Dr. Anzueto: In order to determine the medication that we want to use, we should evaluate the patients based on the different risks and the combination of disease severity, symptoms, and [the risk of] having future events, such as COPD exacerbation or hospital admissions. The GOLD (the Global Initiative for COPD) has recommended that we should stratify our patients into four groups based on the complexity of the disease: Patients in Group A will be individuals with [a] low risk for exacerbation and not very symptomatic; patients in Group B have few exacerbations, but are more symptomatic; while Group C and D are patients who have more severity of the disease, are having frequent exacerbations and/or hospitalizations, and more severe symptoms.1
So once you have evaluated your patients and identified in which group they fall, then we can make decisions about therapy.

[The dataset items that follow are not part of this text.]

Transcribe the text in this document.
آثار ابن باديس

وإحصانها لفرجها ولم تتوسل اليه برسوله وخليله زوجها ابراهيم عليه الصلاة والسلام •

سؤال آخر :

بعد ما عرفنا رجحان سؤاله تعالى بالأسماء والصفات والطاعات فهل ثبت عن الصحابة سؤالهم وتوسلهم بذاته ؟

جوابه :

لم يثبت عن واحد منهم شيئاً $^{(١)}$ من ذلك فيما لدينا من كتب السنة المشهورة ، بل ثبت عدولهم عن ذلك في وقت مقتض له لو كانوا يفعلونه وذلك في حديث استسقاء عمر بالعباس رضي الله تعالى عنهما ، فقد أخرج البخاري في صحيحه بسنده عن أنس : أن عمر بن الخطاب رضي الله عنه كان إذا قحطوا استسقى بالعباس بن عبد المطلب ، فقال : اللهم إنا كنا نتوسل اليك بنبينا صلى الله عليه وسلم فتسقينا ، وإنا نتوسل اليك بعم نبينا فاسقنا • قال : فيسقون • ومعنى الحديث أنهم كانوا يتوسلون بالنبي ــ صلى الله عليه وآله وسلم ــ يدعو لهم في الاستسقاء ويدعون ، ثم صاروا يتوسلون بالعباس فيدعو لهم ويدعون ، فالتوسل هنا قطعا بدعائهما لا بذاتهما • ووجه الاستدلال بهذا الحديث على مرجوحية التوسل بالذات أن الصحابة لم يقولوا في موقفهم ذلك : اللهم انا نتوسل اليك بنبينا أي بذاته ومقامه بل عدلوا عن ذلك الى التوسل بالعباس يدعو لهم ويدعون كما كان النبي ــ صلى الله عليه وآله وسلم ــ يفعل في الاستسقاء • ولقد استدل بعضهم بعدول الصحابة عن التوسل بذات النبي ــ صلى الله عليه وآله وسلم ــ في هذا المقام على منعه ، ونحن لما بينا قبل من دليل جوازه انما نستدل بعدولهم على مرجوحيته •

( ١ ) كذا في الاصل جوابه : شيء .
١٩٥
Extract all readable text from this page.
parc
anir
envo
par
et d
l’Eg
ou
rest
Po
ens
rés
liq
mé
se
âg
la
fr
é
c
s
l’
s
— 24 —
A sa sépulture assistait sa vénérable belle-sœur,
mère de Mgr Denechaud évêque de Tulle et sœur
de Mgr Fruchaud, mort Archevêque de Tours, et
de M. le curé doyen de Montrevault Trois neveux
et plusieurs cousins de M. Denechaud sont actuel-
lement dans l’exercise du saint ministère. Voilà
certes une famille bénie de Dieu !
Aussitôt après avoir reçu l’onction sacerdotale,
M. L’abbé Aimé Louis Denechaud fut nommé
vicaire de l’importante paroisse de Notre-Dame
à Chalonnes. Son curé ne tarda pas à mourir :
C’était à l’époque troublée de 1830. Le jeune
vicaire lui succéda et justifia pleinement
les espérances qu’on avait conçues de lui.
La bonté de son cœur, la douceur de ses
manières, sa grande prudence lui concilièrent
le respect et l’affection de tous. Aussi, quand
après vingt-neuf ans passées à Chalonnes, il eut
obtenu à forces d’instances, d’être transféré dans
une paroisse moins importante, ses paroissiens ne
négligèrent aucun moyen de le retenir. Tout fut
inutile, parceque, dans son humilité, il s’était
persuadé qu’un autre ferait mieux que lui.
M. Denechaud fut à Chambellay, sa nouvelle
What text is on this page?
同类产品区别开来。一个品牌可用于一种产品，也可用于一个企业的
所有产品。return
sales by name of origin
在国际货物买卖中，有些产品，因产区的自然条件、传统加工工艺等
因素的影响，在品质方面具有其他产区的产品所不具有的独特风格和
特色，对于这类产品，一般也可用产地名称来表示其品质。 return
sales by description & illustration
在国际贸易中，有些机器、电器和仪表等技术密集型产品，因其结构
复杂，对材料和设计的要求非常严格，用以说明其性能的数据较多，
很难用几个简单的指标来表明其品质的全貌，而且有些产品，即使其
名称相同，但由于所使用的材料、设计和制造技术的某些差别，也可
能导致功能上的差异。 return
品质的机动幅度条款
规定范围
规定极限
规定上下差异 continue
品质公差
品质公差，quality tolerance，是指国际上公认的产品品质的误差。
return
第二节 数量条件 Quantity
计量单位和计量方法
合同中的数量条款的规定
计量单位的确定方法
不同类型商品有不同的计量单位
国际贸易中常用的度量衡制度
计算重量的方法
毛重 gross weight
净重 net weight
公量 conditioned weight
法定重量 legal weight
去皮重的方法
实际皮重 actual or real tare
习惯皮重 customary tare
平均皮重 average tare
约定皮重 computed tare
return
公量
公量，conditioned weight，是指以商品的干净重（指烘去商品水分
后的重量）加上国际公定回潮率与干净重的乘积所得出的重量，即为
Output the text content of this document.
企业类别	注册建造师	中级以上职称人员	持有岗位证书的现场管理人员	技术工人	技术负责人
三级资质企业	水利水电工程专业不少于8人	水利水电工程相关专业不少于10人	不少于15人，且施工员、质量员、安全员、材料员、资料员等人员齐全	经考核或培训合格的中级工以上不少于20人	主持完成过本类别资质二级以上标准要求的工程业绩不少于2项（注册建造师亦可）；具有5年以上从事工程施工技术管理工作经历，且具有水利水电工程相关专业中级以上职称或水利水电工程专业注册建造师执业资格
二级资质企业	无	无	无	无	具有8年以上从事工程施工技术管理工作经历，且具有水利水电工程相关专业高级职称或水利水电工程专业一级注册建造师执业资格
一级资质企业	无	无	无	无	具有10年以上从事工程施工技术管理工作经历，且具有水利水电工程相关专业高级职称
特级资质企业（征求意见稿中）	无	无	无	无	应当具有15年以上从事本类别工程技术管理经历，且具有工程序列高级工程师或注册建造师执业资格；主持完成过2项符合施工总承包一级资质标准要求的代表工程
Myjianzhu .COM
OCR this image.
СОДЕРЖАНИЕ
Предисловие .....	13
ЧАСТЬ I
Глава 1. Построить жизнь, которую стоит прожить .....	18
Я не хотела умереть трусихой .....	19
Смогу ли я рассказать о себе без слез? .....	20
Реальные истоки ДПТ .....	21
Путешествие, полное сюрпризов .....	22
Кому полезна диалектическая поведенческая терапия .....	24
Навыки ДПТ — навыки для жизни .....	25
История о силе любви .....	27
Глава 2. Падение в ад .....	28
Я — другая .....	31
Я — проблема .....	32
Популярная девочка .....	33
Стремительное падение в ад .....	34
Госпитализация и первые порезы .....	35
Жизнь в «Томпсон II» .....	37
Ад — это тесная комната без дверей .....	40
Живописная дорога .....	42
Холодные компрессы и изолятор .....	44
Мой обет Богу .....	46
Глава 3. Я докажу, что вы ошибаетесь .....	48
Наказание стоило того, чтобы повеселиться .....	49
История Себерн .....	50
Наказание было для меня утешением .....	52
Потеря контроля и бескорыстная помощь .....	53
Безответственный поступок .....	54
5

For example, patients who have symptoms related to their COPD [Groups B to D], the first choice of therapy is the use of long-acting bronchodilators, either a long-acting muscarinic antagonist or a long-acting beta2 agonist (LAMAs or LABAs). Then therapy will be escalated based on the frequency of exacerbations or symptoms. Our goal will be to improve patients' lung function and symptoms the best we can, and we may be able to achieve this [even] in patients with milder disease. For example, even though the recommended first choice of therapy for Group B patients, according to the current GOLD recommendations, is regular treatment with a long-acting anticholinergic or long-acting beta2 agonist, they also suggest considering regular treatment with [a] combination of these bronchodilators. The ultimate objective is to improve patient symptoms as much as possible.
In patients who remain symptomatic despite having this combination of therapy, we can also consider the use of inhaled corticosteroids or eventually even theophylline. Theophylline is usually indicated in patients with very severe disease who are already receiving combination therapy with an inhaled corticosteroid and long-acting bronchodilators. This medication is used at low doses, 100 to 200 mg/d, and its main effect is enhancing the steroid receptor activity.
Other medications that we have available in patients who have more severe disease are the phosphodiesterase-4 [PDE-4] inhibitors. These medications decrease inflammation and may promote airway smooth muscle relaxation. Roflumilast is an oral PDE-4 inhibitor that is approved for use in patients with severe COPD who have a history of chronic bronchitis and exacerbations and has been shown to significantly reduce the frequency of exacerbations.2-5
When patients are having frequent exacerbations, and they are already on long-acting bronchodilators, the GOLD initiative suggests to add inhaled corticosteroids. If they have chronic bronchitis, you can also use roflumilast.